基本システム：「署名」は [〜＃〜] mac [〜＃〜] です。 「APIキー」は、サーバーとユーザー間で共有される秘密の値です。 [〜＃〜] hmac [〜＃〜] のような通常のMACアルゴリズムは、任意のビットシーケンスをキーとして使用できるため、_/dev/urandom_（Linux、* BSD、 MacOS X）、CryptGenRandom()を呼び出す（Win32）、または_Java.security.SecureRandom_を使用する（Java）。

拡張システム：あなたの署名は本当です デジタル署名 。これは、キージェネレーター（サーバーが受け入れるキーを生成できる）をサーバー自体（受信署名を検証する）から分離する場合に意味があります。署名アルゴリズムの鍵は、多くの内部構造を持つ数学的オブジェクトであり、各アルゴリズムは特定の鍵生成アルゴリズムを意味します。必要なビットをすでに実装しているライブラリを使用します（例： OpenSSL ）。

どちらにしても、鍵の生成と署名だけではありません。たとえば、リプレイ攻撃を回避したい場合があります。
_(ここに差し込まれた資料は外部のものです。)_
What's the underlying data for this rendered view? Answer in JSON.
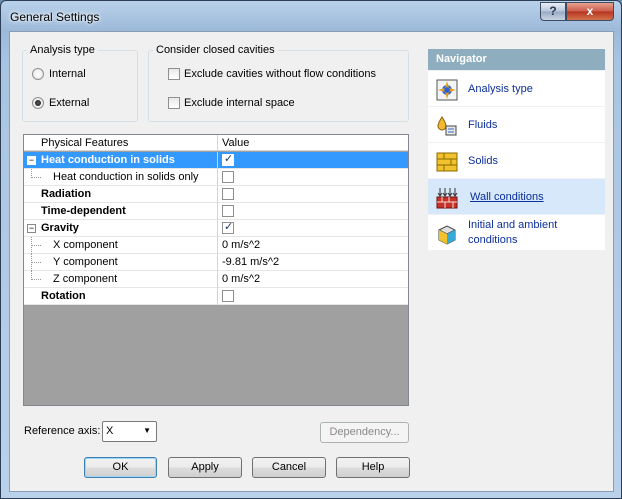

悪意のある第三者がネットワークをスパイし、通常のユーザーが署名した有効なリクエストを記録します。その後、攻撃者は再度そのリクエストを送信し、そのシグネチャを完成させて、効果を再現します。リプレイ攻撃を回避するには、何らかの外部プロトコルを追加する必要があり、これらのことは実行が困難です（プロトコルを定義することは難しくありません。定義するのは非常に困難ですsecureプロトコル）。したがって、賢明なことは、実際に SSL/TLS を意味する、十分に吟味された既存のプロトコルを再利用することです。

SSLを使用すると、「基本システム」は、会話の開始時にヘッダーでAPIキーを送信するように削減されます（これは、HTTPS Webサイトでのパスワード認証の場合とまったく同じです）。その場合、「拡張システム」は「クライアント証明書を使用したSSL」です。